On the Consumer Prices Index (CPI) measure, inflation hit 3.7% - well above the target of 2% and the highest rate since November 2008.
On the Retail Prices Index (RPI) measure, which includes housing costs, inflation was up to 5.3% - its highest rate in 19 years.
The RPI measure is commonly used to decide pay rises or pension payments.
Bank of England governor Mervyn King has written a letter of explanation to the new Chancellor, George Osborne, as the official CPI measure remains more than one percentage point above the 2% target.
Earlier this month, Mr King said he expected inflation to be higher in the coming months than previously forecast, but insisted that it would slow to below the 2% target before the end of the year.
In his letter, the governor said inflation had accelerated significantly since September last year.
He blamed rising fuel prices, the rise in VAT and the fall in the value of the pound for the rising trend.
But he warned that these temporary factors were "masking the downward pressure on inflation from the substantial margin of spare capacity in the economy".
"If the recovery continues as expected, that will gradually erode the slack in the economy, bringing inflation back to target," Mr King added. (source BBC news - click here for full story)

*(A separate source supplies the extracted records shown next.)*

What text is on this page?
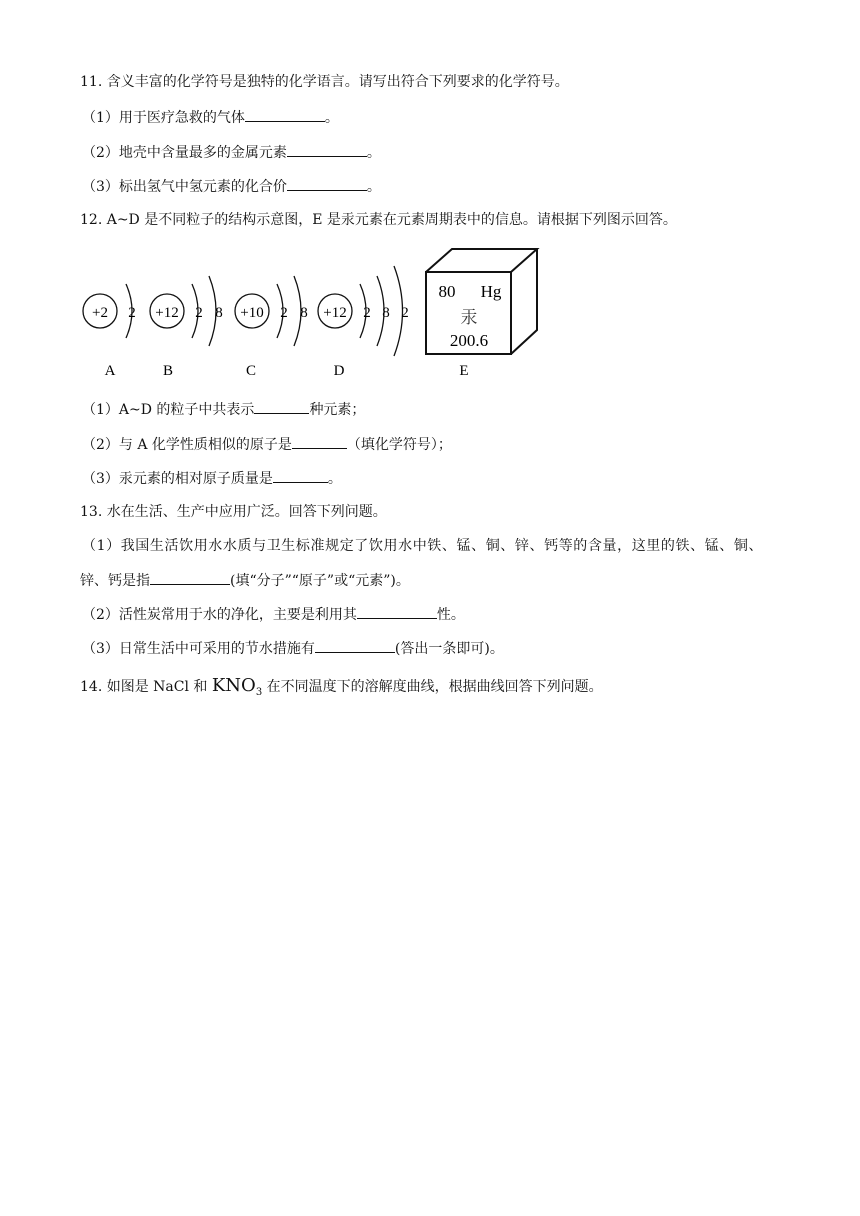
11. 含义丰富的化学符号是独特的化学语言。请写出符合下列要求的化学符号。
（1）用于医疗急救的气体	。
（2）地壳中含量最多的金属元素	。
（3）标出氢气中氢元素的化合价	。
12. A~D 是不同粒子的结构示意图，E 是汞元素在元素周期表中的信息。请根据下列图示回答。
+2 2
A
+12 2 8
B
+10 2 8
C
+12 2 8 2
D
80 Hg
汞
200.6
E
（1）A~D 的粒子中共表示	种元素；
（2）与 A 化学性质相似的原子是	（填化学符号）；
（3）汞元素的相对原子质量是	。
13. 水在生活、生产中应用广泛。回答下列问题。
（1）我国生活饮用水水质与卫生标准规定了饮用水中铁、锰、铜、锌、钙等的含量，这里的铁、锰、铜、
锌、钙是指	(填“分子”“原子”或“元素”)。
（2）活性炭常用于水的净化，主要是利用其	性。
（3）日常生活中可采用的节水措施有	(答出一条即可)。
14. 如图是 NaCl 和 $KNO_3$ 在不同温度下的溶解度曲线，根据曲线回答下列问题。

Despite this news the Money to the Masses 'Interest rate clock' will remain unchanged for now. Although the figures were above analyst expectations (they always are) it is widely accepted that inflation will indeed increase in the short term, hopefully falling away at the end of the year and into 2011.

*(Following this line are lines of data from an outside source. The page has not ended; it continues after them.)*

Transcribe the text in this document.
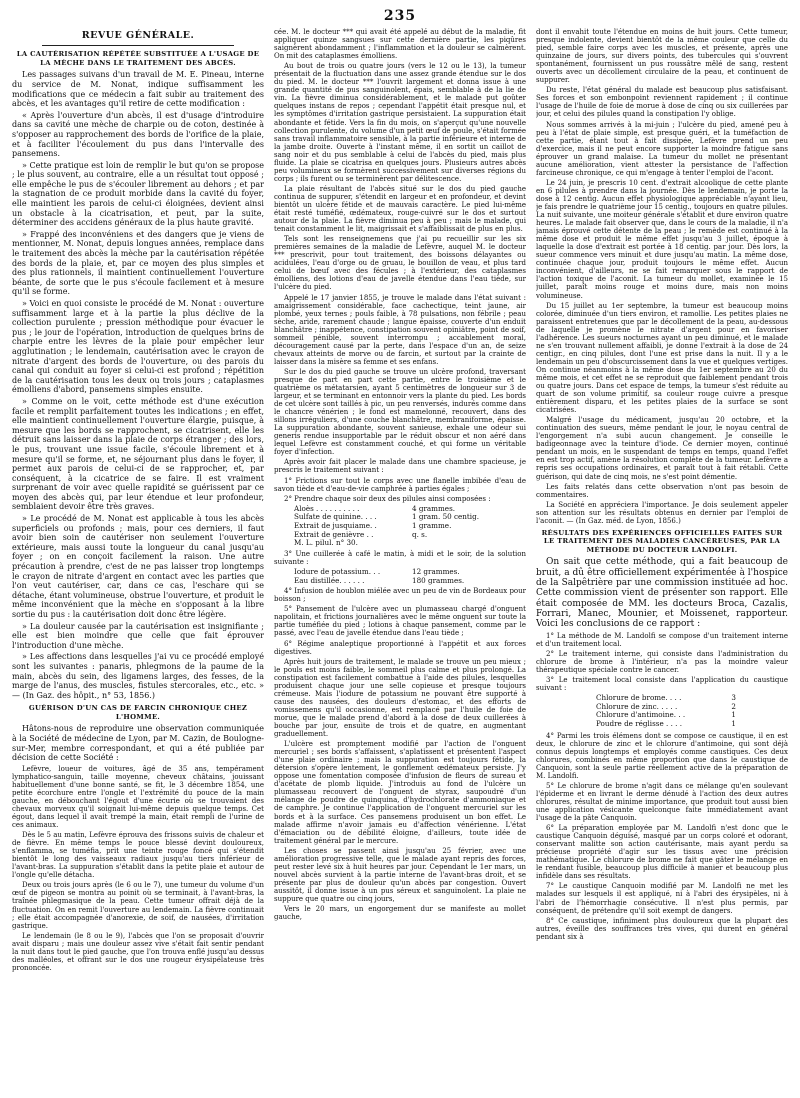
235
REVUE GÉNÉRALE.
LA CAUTÉRISATION RÉPÉTÉE SUBSTITUÉE A L'USAGE DE LA MÈCHE DANS LE TRAITEMENT DES ABCÈS.

Les passages suivans d'un travail de M. E. Pineau, interne du service de M. Nonat, indique suffisamment les modifications que ce médecin a fait subir au traitement des abcès, et les avantages qu'il retire de cette modification :

« Après l'ouverture d'un abcès, il est d'usage d'introduire dans sa cavité une mèche de charpie ou de coton, destinée à s'opposer au rapprochement des bords de l'orifice de la plaie, et à faciliter l'écoulement du pus dans l'intervalle des pansemens.

» Cette pratique est loin de remplir le but qu'on se propose ; le plus souvent, au contraire, elle a un résultat tout opposé ; elle empêche le pus de s'écouler librement au dehors ; et par la stagnation de ce produit morbide dans la cavité du foyer, elle maintient les parois de celui-ci éloignées, devient ainsi un obstacle à la cicatrisation, et peut, par la suite, déterminer des accidens généraux de la plus haute gravité.

» Frappé des inconvéniens et des dangers que je viens de mentionner, M. Nonat, depuis longues années, remplace dans le traitement des abcès la mèche par la cautérisation répétée des bords de la plaie, et, par ce moyen des plus simples et des plus rationnels, il maintient continuellement l'ouverture béante, de sorte que le pus s'écoule facilement et à mesure qu'il se forme.

» Voici en quoi consiste le procédé de M. Nonat : ouverture suffisamment large et à la partie la plus déclive de la collection purulente ; pression méthodique pour évacuer le pus ; le jour de l'opération, introduction de quelques brins de charpie entre les lèvres de la plaie pour empêcher leur agglutination ; le lendemain, cautérisation avec le crayon de nitrate d'argent des bords de l'ouverture, ou des parois du canal qui conduit au foyer si celui-ci est profond ; répétition de la cautérisation tous les deux ou trois jours ; cataplasmes émolliens d'abord, pansemens simples ensuite.

» Comme on le voit, cette méthode est d'une exécution facile et remplit parfaitement toutes les indications ; en effet, elle maintient continuellement l'ouverture élargie, puisque, à mesure que les bords se rapprochent, se cicatrisent, elle les détruit sans laisser dans la plaie de corps étranger ; des lors, le pus, trouvant une issue facile, s'écoule librement et à mesure qu'il se forme, et, ne séjournant plus dans le foyer, il permet aux parois de celui-ci de se rapprocher, et, par conséquent, à la cicatrice de se faire. Il est vraiment surprenant de voir avec quelle rapidité se guérissent par ce moyen des abcès qui, par leur étendue et leur profondeur, semblaient devoir être très graves.

» Le procédé de M. Nonat est applicable à tous les abcès superficiels ou profonds ; mais, pour ces derniers, il faut avoir bien soin de cautériser non seulement l'ouverture extérieure, mais aussi toute la longueur du canal jusqu'au foyer ; on en conçoit facilement la raison. Une autre précaution à prendre, c'est de ne pas laisser trop longtemps le crayon de nitrate d'argent en contact avec les parties que l'on veut cautériser, car, dans ce cas, l'eschare qui se détache, étant volumineuse, obstrue l'ouverture, et produit le même inconvénient que la mèche en s'opposant à la libre sortie du pus : la cautérisation doit donc être légère.

» La douleur causée par la cautérisation est insignifiante ; elle est bien moindre que celle que fait éprouver l'introduction d'une mèche.

» Les affections dans lesquelles j'ai vu ce procédé employé sont les suivantes : panaris, phlegmons de la paume de la main, abcès du sein, des ligamens larges, des fesses, de la marge de l'anus, des muscles, fistules stercorales, etc., etc. » — (In Gaz. des hôpit., n° 53, 1856.)

GUÉRISON D'UN CAS DE FARCIN CHRONIQUE CHEZ L'HOMME.

Hâtons-nous de reproduire une observation communiquée à la Société de médecine de Lyon, par M. Cazin, de Boulogne-sur-Mer, membre correspondant, et qui a été publiée par décision de cette Société :

Lefèvre, loueur de voitures, âgé de 35 ans, tempérament lymphatico-sanguin, taille moyenne, cheveux châtains, jouissant habituellement d'une bonne santé, se fit, le 3 décembre 1854, une petite écorchure entre l'ongle et l'extrémité du pouce de la main gauche, en débouchant l'égout d'une écurie où se trouvaient des chevaux morveux qu'il soignait lui-même depuis quelque temps. Cet égout, dans lequel il avait trempé la main, était rempli de l'urine de ces animaux.

Dès le 5 au matin, Lefèvre éprouva des frissons suivis de chaleur et de fièvre. En même temps le pouce blessé devint douloureux, s'enflamma, se tuméfia, prit une teinte rouge foncé qui s'étendit bientôt le long des vaisseaux radiaux jusqu'au tiers inférieur de l'avant-bras. La suppuration s'établit dans la petite plaie et autour de l'ongle qu'elle détacha.

Deux ou trois jours après (le 6 ou le 7), une tumeur du volume d'un œuf de pigeon se montra au poinit où se terminait, à l'avant-bras, la traînée phlegmasique de la peau. Cette tumeur offrait déjà de la fluctuation. On en remit l'ouverture au lendemain. La fièvre continuait ; elle était accompagnée d'anorexie, de soif, de nausées, d'irritation gastrique.

Le lendemain (le 8 ou le 9), l'abcès que l'on se proposait d'ouvrir avait disparu ; mais une douleur assez vive s'était fait sentir pendant la nuit dans tout le pied gauche, que l'on trouva enflé jusqu'au dessus des malléoles, et offrant sur le dos une rougeur érysipélateuse très prononcée.

cée. M. le docteur *** qui avait été appelé au début de la maladie, fit appliquer quinze sangsues sur cette dernière partie, les piqûres saignèrent abondamment ; l'inflammation et la douleur se calmèrent. On mit des cataplasmes émolliens.

Au bout de trois ou quatre jours (vers le 12 ou le 13), la tumeur présentait de la fluctuation dans une assez grande étendue sur le dos du pied. M. le docteur *** l'ouvrit largement et donna issue à une grande quantité de pus sanguinolent, épais, semblable à de la lie de vin. La fièvre diminua considérablement, et le malade put goûter quelques instans de repos ; cependant l'appétit était presque nul, et les symptômes d'irritation gastrique persistaient. La suppuration était abondante et fétide. Vers la fin du mois, on s'aperçut qu'une nouvelle collection purulente, du volume d'un petit œuf de poule, s'était formée sans travail inflammatoire sensible, à la partie inférieure et interne de la jambe droite. Ouverte à l'instant même, il en sortit un caillot de sang noir et du pus semblable à celui de l'abcès du pied, mais plus fluide. La plaie se cicatrisa en quelques jours. Plusieurs autres abcès peu volumineux se formèrent successivement sur diverses régions du corps ; ils furent ou se terminèrent par délitescence.

La plaie résultant de l'abcès situé sur le dos du pied gauche continua de suppurer, s'étendit en largeur et en profondeur, et devint bientôt un ulcère fétide et de mauvais caractère. Le pied lui-même était resté tuméfié, œdémateux, rouge-cuivré sur le dos et surtout autour de la plaie. La fièvre diminua peu à peu ; mais le malade, qui tenait constamment le lit, maigrissait et s'affaiblissait de plus en plus.

Tels sont les renseignemens que j'ai pu recueillir sur les six premières semaines de la maladie de Lefèvre, auquel M. le docteur *** prescrivit, pour tout traitement, des boissons délayantes ou acidulées, l'eau d'orge ou de gruau, le bouillon de veau, et plus tard celui de bœuf avec des fécules ; à l'extérieur, des cataplasmes émolliens, des lotions d'eau de javelle étendue dans l'eau tiède, sur l'ulcère du pied.

Appelé le 17 janvier 1855, je trouve le malade dans l'état suivant : amaigrissement considérable, face cachectique, teint jaune, air plombé, yeux ternes ; pouls faible, à 78 pulsations, non fébrile ; peau sèche, aride, rarement chaude ; langue épaisse, couverte d'un enduit blanchâtre ; inappétence, constipation souvent opiniâtre, point de soif, sommeil pénible, souvent interrompu ; accablement moral, découragement causé par la perte, dans l'espace d'un an, de seize chevaux atteints de morve ou de farcin, et surtout par la crainte de laisser dans la misère sa femme et ses enfans.

Sur le dos du pied gauche se trouve un ulcère profond, traversant presque de part en part cette partie, entre le troisième et le quatrième os métatarsien, ayant 5 centimètres de longueur sur 3 de largeur, et se terminant en entonnoir vers la plante du pied. Les bords de cet ulcère sont taillés à pic, un peu renversés, indurés comme dans le chancre vénérien ; le fond est mamelonné, recouvert, dans des sillons irréguliers, d'une couche blanchâtre, membraniforme, épaisse. La suppuration abondante, souvent sanieuse, exhale une odeur sui generis rendue insupportable par le réduit obscur et non aéré dans lequel Lefèvre est constamment couché, et qui forme un véritable foyer d'infection.

Après avoir fait placer le malade dans une chambre spacieuse, je prescris le traitement suivant :

1° Frictions sur tout le corps avec une flanelle imbibée d'eau de savon tiède et d'eau-de-vie camphrée à parties égales ;

2° Prendre chaque soir deux des pilules ainsi composées :

Aloès . . . . . . . . . .	4 grammes.
Sulfate de quinine. . . .	1 gram. 50 centig.
Extrait de jusquiame. .	1 gramme.
Extrait de genièvre . .	q. s.
M. L. pilul. n° 30.

3° Une cuillerée à café le matin, à midi et le soir, de la solution suivante :

Iodure de potassium. . .	12 grammes.
Eau distillée. . . . . .	180 grammes.

4° Infusion de houblon miélée avec un peu de vin de Bordeaux pour boisson ;

5° Pansement de l'ulcère avec un plumasseau chargé d'onguent napolitain, et frictions journalières avec le même onguent sur toute la partie tuméfiée du pied ; lotions à chaque pansement, comme par le passé, avec l'eau de javelle étendue dans l'eau tiède ;

6° Régime analeptique proportionné à l'appétit et aux forces digestives.

Après huit jours de traitement, le malade se trouve un peu mieux ; le pouls est moins faible, le sommeil plus calme et plus prolongé. La constipation est facilement combattue à l'aide des pilules, lesquelles produisent chaque jour une selle copieuse et presque toujours crémeuse. Mais l'iodure de potassium ne pouvant être supporté à cause des nausées, des douleurs d'estomac, et des efforts de vomissemens qu'il occasionne, est remplacé par l'huile de foie de morue, que le malade prend d'abord à la dose de deux cuillerées à bouche par jour, ensuite de trois et de quatre, en augmentant graduellement.

L'ulcère est promptement modifié par l'action de l'onguent mercuriel ; ses bords s'affaissent, s'aplatissent et présentent l'aspect d'une plaie ordinaire ; mais la suppuration est toujours fétide, la détersion s'opère lentement, le gonflement œdémateux persiste. J'y oppose une fomentation composée d'infusion de fleurs de sureau et d'acétate de plomb liquide. J'introduis au fond de l'ulcère un plumasseau recouvert de l'onguent de styrax, saupoudré d'un mélange de poudre de quinquina, d'hydrochlorate d'ammoniaque et de camphre. Je continue l'application de l'onguent mercuriel sur les bords et à la surface. Ces pansemens produisent un bon effet. Le malade affirme n'avoir jamais eu d'affection vénérienne. L'état d'émaciation ou de débilité éloigne, d'ailleurs, toute idée de traitement général par le mercure.

Les choses se passent ainsi jusqu'au 25 février, avec une amélioration progressive telle, que le malade ayant repris des forces, peut rester levé six à huit heures par jour. Cependant le 1er mars, un nouvel abcès survient à la partie interne de l'avant-bras droit, et se présente par plus de douleur qu'un abcès par congestion. Ouvert aussitôt, il donne issue à un pus séreux et sanguinolent. La plaie ne suppure que quatre ou cinq jours,

Vers le 20 mars, un engorgement dur se manifeste au mollet gauche,

dont il envahit toute l'étendue en moins de huit jours. Cette tumeur, presque indolente, devient bientôt de la même couleur que celle du pied, semble faire corps avec les muscles, et présente, après une quinzaine de jours, sur divers points, des tubercules qui s'ouvrent spontanément, fournissent un pus roussâtre mêlé de sang, restent ouverts avec un décollement circulaire de la peau, et continuent de suppurer.

Du reste, l'état général du malade est beaucoup plus satisfaisant. Ses forces et son embonpoint reviennent rapidement ; il continue l'usage de l'huile de foie de morue à dose de cinq ou six cuillerées par jour, et celui des pilules quand la constipation l'y oblige.

Nous sommes arrivés à la mi-juin ; l'ulcère du pied, amené peu à peu à l'état de plaie simple, est presque guéri, et la tuméfaction de cette partie, étant tout à fait dissipée, Lefèvre prend un peu d'exercice, mais il ne peut encore supporter la moindre fatigue sans éprouver un grand malaise. La tumeur du mollet ne présentant aucune amélioration, vient attester la persistance de l'affection farcineuse chronique, ce qui m'engage à tenter l'emploi de l'acont.

Le 24 juin, je prescris 10 cent. d'extrait alcoolique de cette plante en 6 pilules à prendre dans la journée. Dès le lendemain, je porte la dose à 12 centig. Aucun effet physiologique appréciable n'ayant lieu, je fais prendre le quatrième jour 15 centig., toujours en quatre pilules. La nuit suivante, une moiteur générale s'établit et dure environ quatre heures. Le malade fait observer que, dans le cours de la maladie, il n'a jamais éprouvé cette détente de la peau ; le remède est continué à la même dose et produit le même effet jusqu'au 3 juillet, époque à laquelle la dose d'extrait est portée à 18 centig. par jour. Dès lors, la sueur commence vers minuit et dure jusqu'au matin. La même dose, continuée chaque jour, produit toujours le même effet. Aucun inconvénient, d'ailleurs, ne se fait remarquer sous le rapport de l'action toxique de l'aconit. La tumeur du mollet, examinée le 15 juillet, paraît moins rouge et moins dure, mais non moins volumineuse.

Du 15 juillet au 1er septembre, la tumeur est beaucoup moins colorée, diminuée d'un tiers environ, et ramollie. Les petites plaies ne paraissent entretenues que par le décollement de la peau, au-dessous de laquelle je promène le nitrate d'argent pour en favoriser l'adhérence. Les sueurs nocturnes ayant un peu diminué, et le malade ne s'en trouvant nullement affaibli, je donne l'extrait à la dose de 24 centigr., en cinq pilules, dont l'une est prise dans la nuit. Il y a le lendemain un peu d'obscurcissement dans la vue et quelques vertiges. On continue néanmoins à la même dose du 1er septembre au 20 du même mois, et cet effet ne se reproduit que faiblement pendant trois ou quatre jours. Dans cet espace de temps, la tumeur s'est réduite au quart de son volume primitif, sa couleur rouge cuivre a presque entièrement disparu, et les petites plaies de la surface se sont cicatrisées.

Malgré l'usage du médicament, jusqu'au 20 octobre, et la continuation des sueurs, même pendant le jour, le noyau central de l'engorgement n'a subi aucun changement. Je conseille le badigeonnage avec la teinture d'iode. Ce dernier moyen, continué pendant un mois, en le suspendant de temps en temps, quand l'effet en est trop actif, amène la résolution complète de la tumeur. Lefèvre a repris ses occupations ordinaires, et paraît tout à fait rétabli. Cette guérison, qui date de cinq mois, ne s'est point démentie.

Les faits relatés dans cette observation n'ont pas besoin de commentaires.

La Société en appréciera l'importance. Je dois seulement appeler son attention sur les résultats obtenus en dernier par l'emploi de l'aconit. — (In Gaz. méd. de Lyon, 1856.)

RÉSULTATS DES EXPÉRIENCES OFFICIELLES FAITES SUR LE TRAITEMENT DES MALADIES CANCÉREUSES, PAR LA MÉTHODE DU DOCTEUR LANDOLFI.

On sait que cette méthode, qui a fait beaucoup de bruit, a dû être officiellement expérimentée à l'hospice de la Salpêtrière par une commission instituée ad hoc. Cette commission vient de présenter son rapport. Elle était composée de MM. les docteurs Broca, Cazalis, Forrari, Manec, Mounier, et Moissenet, rapporteur. Voici les conclusions de ce rapport :

1° La méthode de M. Landolfi se compose d'un traitement interne et d'un traitement local.

2° Le traitement interne, qui consiste dans l'administration du chlorure de brome à l'intérieur, n'a pas la moindre valeur thérapeutique spéciale contre le cancer.

3° Le traitement local consiste dans l'application du caustique suivant :

Chlorure de brome. . . .	3
Chlorure de zinc. . . . .	2
Chlorure d'antimoine. . .	1
Poudre de réglisse . . . .	1

4° Parmi les trois élémens dont se compose ce caustique, il en est deux, le chlorure de zinc et le chlorure d'antimoine, qui sont déjà connus depuis longtemps et employés comme caustiques. Ces deux chlorures, combinés en même proportion que dans le caustique de Canquoin, sont la seule partie réellement active de la préparation de M. Landolfi.

5° Le chlorure de brome n'agit dans ce mélange qu'en soulevant l'épiderme et en livrant le derme dénudé à l'action des deux autres chlorures, résultat de minime importance, que produit tout aussi bien une application vésicante quelconque faite immédiatement avant l'usage de la pâte Canquoin.

6° La préparation employée par M. Landolfi n'est donc que le caustique Canquoin déguisé, masqué par un corps coloré et odorant, conservant malitte son action cautérisante, mais ayant perdu sa précieuse propriété d'agir sur les tissus avec une précision mathématique. Le chlorure de brome ne fait que gâter le mélange en le rendant fusible, beaucoup plus difficile à manier et beaucoup plus infidèle dans ses résultats.

7° Le caustique Canquoin modifié par M. Landolfi ne met les malades sur lesquels il est appliqué, ni à l'abri des érysipèles, ni à l'abri de l'hémorrhagie consécutive. Il n'est plus permis, par conséquent, de prétendre qu'il soit exempt de dangers.

8° Ce caustique, infiniment plus douloureux que la plupart des autres, éveille des souffrances très vives, qui durent en général pendant six à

For those of you wondering what the difference is between CPI and RPI below is an excerpt from a previous post of mine. (Also, I suggest that savers read my post Money tip #30 – One way to protect your savings from inflation, both tax and risk free) :
But what does this all mean? And what’s the difference between CPI and RPI?
Both the CPI and RPI are attempts to estimate inflation in the UK. The RPI measure is arguably the better known in the UK. Sometimes referred to as the “headline” rate of inflation, it is the rate often cited by unions as a benchmark for agreeing pay settlements. It is also the basis for pension increase and National Savings Index linked investments
The CPI measure is the rate the government’s inflation target is based on. It is an internationally comparable measure of inflation
Both indexes analyse the prices changes of a range of goods and services over time (referred to as the ‘basket’). Some of the goods and services will carry a higher weighting within the indexes, reflecting the fact that we spend more on some items than others. In addition, the actual items which are included in the basket are reviewed each year and are subject to change.

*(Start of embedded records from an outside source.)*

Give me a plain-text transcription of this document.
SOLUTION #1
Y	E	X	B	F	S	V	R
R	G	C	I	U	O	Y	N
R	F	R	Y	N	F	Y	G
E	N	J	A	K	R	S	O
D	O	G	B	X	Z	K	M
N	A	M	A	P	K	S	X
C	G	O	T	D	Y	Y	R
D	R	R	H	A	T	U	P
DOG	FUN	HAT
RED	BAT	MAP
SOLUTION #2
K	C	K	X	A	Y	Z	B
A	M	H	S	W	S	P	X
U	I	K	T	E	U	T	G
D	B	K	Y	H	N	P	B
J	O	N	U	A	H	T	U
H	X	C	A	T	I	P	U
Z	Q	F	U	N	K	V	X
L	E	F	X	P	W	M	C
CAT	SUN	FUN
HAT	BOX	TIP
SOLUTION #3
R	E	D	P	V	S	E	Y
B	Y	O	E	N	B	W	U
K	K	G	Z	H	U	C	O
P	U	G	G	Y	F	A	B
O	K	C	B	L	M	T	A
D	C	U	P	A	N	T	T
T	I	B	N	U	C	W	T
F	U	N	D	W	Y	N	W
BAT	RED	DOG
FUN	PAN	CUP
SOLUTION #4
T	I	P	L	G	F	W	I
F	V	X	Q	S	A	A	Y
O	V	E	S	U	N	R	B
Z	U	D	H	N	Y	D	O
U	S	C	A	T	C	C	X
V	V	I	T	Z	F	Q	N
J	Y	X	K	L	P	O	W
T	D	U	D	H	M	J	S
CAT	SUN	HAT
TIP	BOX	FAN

So why do the CPI and RPI values differ?
The answer is that the two measures cover different items. For example, the CPI does not include Council Tax, mortgage interest payments and some other housing costs. The CPI measure also includes some items such as charges for financial services which are not in the RPI. Another difference is that the CPI measure covers a broader sample of the population in its calculations than RPI.
There is also a difference in the mathematics of each index which means that the CPI is always lower than RPI for a given data sample.